There were crashes in the jungle and repairs made by trading rum for parts and help.  Then the whole story of how my father, though exempt from service because he supported his mother and siblings, joined up suddenly one day, not wanting to sit at home (he worked for the post office, my grandmother's idea of a job with a future, though not his)  away from action and service.  Older than most recruits by sometimes a decade, and having seen more of the country and more of street life, too, he told of having to help shape the homesick, naive youths in his company to be of use to a unit. Somewhere I have a photo of them, he in the front, larger and older, against a sea of faces whose expressions ranged from brazen to bemused.  My uncle, a medic in the Army, told his own stories of that time; there was no tone of bravado in his. Nor in the reluctant sketches from older cousins, taken prisoner of war.

So Memorial Day has become for us a patchwork of second- and third-hand memories, for none of us in the family has seen war except from afar, both in time and space.  We "remember" those who fought for wars that others imposed on them; we "believe" that their fighting and suffering saved us our freedom.  Freedom for some of us, anyway, for sometimes it seems that the same divisive threats, the same antagonisms, the same bravados and blindness, rule the waves from neighborhood to globe.  

I'm sure some socio-anthropologist or historical psychologist has a theory about that everlasting human failure.  But it would be useless to read it; it just makes me tired.

photo by Sadie DiLiddo

Still, in peace for the moment, today we raise our flag to hope and to the brave; we pull together, as I have been doing yesterday and today, our picnics and cheer each other over drinks on the porch.  My aunt sends me this photo of her Memorial Day at the shore, a lifetime for me of peace, safety and care.

She asks us on the phone whether we are having our hot dogs and hamburgers, which reign in their memories as the chief menu for not only this day, but Fourth of July and Labor Day...the national days of memorial.  At 98, she has much to remember and memorialize. 

She may be disappointed in my menu.  I'm afraid that as much as I love inheriting and carrying on family traditions, I can't make myself be a hot dog and hamburger kind of celebrant.  Because we haven't begun our larger social activities here yet...our neighborhood is famous for them, but we are pretty cautious still...a few neighbors are joining me on my porch this evening. 
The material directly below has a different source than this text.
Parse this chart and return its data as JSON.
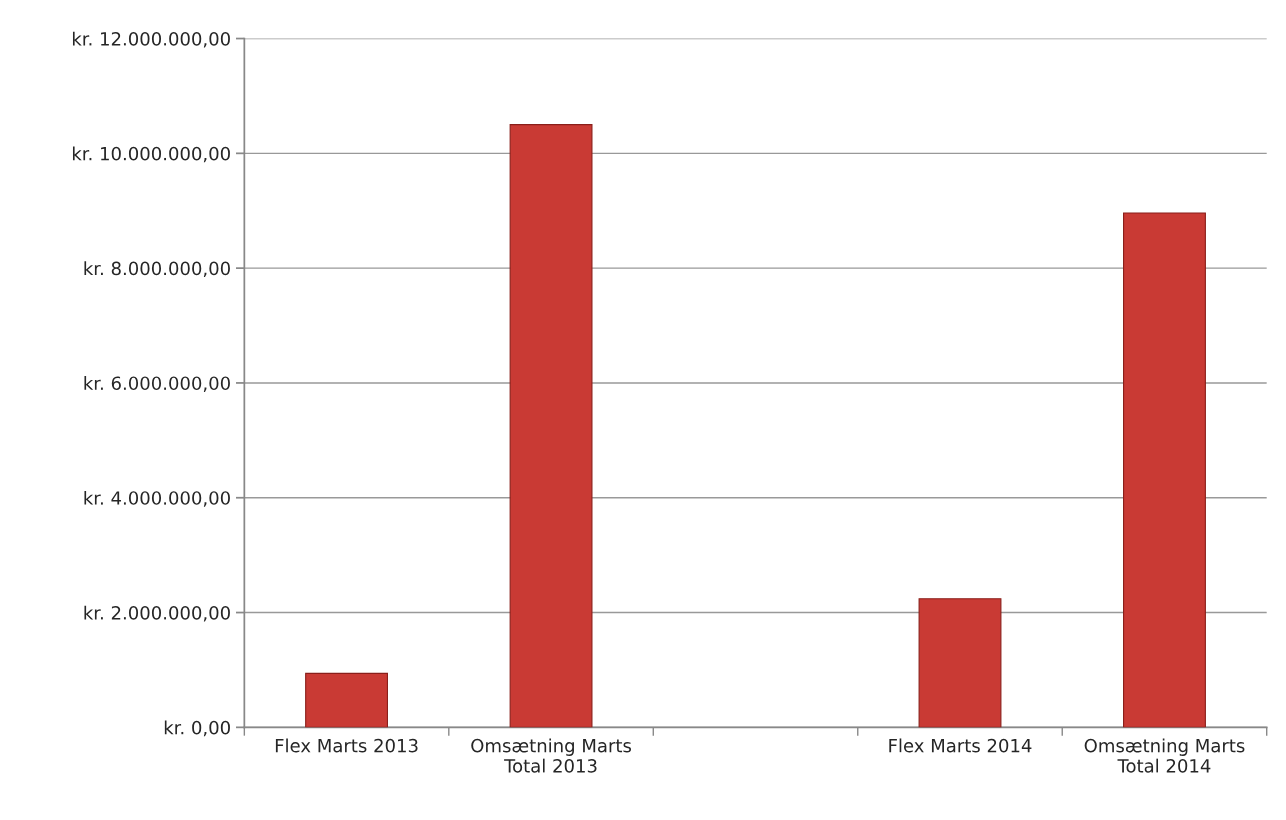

Here's what we are having:


It celebrates summer, and in no small way honors the bounty I feel grateful to afford.  Fruits of others' labors, herbs and flowers that grow in soil from others' work, food enough for family, company, and anyone else who shares a table, or a garden, or a life.
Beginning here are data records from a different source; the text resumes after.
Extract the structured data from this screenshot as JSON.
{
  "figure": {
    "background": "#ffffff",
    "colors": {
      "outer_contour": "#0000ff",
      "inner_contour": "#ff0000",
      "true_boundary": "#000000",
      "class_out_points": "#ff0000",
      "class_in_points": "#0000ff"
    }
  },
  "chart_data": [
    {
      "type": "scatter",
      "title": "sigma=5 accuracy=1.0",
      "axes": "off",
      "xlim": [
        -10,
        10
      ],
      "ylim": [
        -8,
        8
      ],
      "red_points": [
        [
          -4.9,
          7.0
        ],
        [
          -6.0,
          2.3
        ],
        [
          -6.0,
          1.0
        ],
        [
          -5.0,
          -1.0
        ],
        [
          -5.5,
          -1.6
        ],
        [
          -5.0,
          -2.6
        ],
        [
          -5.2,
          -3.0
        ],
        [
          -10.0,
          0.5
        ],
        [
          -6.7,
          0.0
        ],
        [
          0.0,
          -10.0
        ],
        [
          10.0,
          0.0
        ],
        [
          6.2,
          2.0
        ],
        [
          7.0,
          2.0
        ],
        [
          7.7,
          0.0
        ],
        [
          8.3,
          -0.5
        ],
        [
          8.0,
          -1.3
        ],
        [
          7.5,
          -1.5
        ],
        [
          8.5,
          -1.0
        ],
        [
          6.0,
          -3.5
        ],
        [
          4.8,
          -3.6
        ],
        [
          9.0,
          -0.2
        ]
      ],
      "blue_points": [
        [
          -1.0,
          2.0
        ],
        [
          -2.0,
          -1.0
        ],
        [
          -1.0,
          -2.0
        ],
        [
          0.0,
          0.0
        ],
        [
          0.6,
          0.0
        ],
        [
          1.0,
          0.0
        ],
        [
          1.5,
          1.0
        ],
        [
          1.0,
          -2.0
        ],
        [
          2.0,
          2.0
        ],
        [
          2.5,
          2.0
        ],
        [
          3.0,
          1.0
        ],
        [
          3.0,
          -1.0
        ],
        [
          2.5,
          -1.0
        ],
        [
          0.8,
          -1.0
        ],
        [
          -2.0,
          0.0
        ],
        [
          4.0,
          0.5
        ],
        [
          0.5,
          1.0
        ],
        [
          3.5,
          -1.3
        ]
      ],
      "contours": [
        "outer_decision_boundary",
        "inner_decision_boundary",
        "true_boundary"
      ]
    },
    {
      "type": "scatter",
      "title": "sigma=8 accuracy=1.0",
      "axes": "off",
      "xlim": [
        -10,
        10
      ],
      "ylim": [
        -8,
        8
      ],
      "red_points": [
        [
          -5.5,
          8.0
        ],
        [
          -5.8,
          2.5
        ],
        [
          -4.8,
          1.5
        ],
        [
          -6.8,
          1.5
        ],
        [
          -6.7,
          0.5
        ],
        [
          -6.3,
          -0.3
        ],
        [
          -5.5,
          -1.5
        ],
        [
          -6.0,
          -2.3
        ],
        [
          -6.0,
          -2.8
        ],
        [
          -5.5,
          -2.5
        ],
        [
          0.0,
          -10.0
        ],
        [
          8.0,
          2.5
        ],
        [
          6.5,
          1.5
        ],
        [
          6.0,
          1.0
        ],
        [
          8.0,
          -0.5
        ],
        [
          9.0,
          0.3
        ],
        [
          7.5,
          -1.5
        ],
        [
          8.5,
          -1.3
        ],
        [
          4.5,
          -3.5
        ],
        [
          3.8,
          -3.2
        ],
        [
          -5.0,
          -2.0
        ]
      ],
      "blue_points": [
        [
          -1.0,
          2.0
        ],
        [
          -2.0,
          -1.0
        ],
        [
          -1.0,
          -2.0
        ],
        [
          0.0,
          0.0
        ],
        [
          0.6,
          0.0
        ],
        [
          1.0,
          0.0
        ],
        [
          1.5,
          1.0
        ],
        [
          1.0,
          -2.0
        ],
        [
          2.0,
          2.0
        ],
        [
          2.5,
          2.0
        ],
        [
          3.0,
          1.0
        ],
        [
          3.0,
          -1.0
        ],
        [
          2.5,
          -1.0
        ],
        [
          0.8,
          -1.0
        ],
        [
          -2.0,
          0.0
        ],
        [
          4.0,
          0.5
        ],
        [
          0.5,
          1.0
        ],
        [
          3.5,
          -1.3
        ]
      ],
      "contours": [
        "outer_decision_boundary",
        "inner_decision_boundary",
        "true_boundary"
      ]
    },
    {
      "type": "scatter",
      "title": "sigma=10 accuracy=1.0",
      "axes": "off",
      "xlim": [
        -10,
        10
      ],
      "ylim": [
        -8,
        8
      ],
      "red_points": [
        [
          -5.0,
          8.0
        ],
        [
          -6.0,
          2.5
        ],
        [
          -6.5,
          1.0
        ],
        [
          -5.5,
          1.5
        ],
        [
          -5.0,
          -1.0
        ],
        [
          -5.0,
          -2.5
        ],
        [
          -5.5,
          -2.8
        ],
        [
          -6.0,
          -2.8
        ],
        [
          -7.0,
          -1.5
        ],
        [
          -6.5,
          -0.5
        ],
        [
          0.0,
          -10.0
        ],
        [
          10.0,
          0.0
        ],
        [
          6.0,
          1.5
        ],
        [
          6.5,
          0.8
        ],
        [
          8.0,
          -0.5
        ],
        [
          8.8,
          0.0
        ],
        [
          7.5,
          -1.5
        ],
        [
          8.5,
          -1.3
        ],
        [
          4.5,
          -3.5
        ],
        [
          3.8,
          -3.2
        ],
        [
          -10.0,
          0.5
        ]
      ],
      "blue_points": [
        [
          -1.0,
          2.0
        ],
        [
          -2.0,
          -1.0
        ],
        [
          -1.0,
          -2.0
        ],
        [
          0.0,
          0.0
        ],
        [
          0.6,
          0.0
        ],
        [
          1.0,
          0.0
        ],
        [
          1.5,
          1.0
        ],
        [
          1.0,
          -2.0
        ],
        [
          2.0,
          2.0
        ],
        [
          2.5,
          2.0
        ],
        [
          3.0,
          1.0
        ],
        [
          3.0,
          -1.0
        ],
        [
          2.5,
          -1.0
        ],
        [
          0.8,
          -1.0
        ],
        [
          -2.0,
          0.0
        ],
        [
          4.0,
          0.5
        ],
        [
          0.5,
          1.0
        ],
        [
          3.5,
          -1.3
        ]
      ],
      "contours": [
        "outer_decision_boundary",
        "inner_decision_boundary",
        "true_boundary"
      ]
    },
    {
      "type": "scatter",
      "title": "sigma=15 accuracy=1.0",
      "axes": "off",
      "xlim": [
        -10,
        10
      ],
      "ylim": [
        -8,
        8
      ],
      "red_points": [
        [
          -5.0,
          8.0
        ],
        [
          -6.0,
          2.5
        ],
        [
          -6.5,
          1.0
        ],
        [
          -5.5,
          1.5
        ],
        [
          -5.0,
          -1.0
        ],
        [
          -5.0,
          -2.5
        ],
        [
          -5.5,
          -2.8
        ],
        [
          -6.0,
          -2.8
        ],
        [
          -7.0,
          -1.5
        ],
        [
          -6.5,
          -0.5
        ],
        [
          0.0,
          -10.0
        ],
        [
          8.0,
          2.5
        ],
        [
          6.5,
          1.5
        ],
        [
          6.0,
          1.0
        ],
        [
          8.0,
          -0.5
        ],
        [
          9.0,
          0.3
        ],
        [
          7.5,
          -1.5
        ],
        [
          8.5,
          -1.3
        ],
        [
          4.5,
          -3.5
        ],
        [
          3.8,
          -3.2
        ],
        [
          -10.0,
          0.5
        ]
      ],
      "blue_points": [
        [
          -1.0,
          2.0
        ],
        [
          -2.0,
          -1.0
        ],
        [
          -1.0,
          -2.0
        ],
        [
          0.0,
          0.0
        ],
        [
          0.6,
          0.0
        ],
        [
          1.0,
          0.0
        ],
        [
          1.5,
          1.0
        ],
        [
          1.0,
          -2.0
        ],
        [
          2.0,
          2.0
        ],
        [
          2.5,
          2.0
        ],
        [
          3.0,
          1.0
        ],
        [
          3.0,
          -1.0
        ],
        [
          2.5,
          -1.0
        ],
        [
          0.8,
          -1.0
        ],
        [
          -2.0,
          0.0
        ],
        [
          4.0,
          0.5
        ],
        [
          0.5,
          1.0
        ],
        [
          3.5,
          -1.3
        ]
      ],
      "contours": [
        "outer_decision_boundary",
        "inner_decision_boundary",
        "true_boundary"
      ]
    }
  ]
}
There are so many to remember on Memorial Day...soldiers, yes, but also everyone who struggles to keep us alive and well:  farmers, farm workers, day laborers, health workers and responders of all sorts who in all sorts of ways, whether we see or realize them or not, provide freedoms for us.  
Who perhaps lost their lives in that service, too.
For me, today is their day, too.



1 comment:

  1. Thank you for writing such a beautiful tribute to Memorial Day.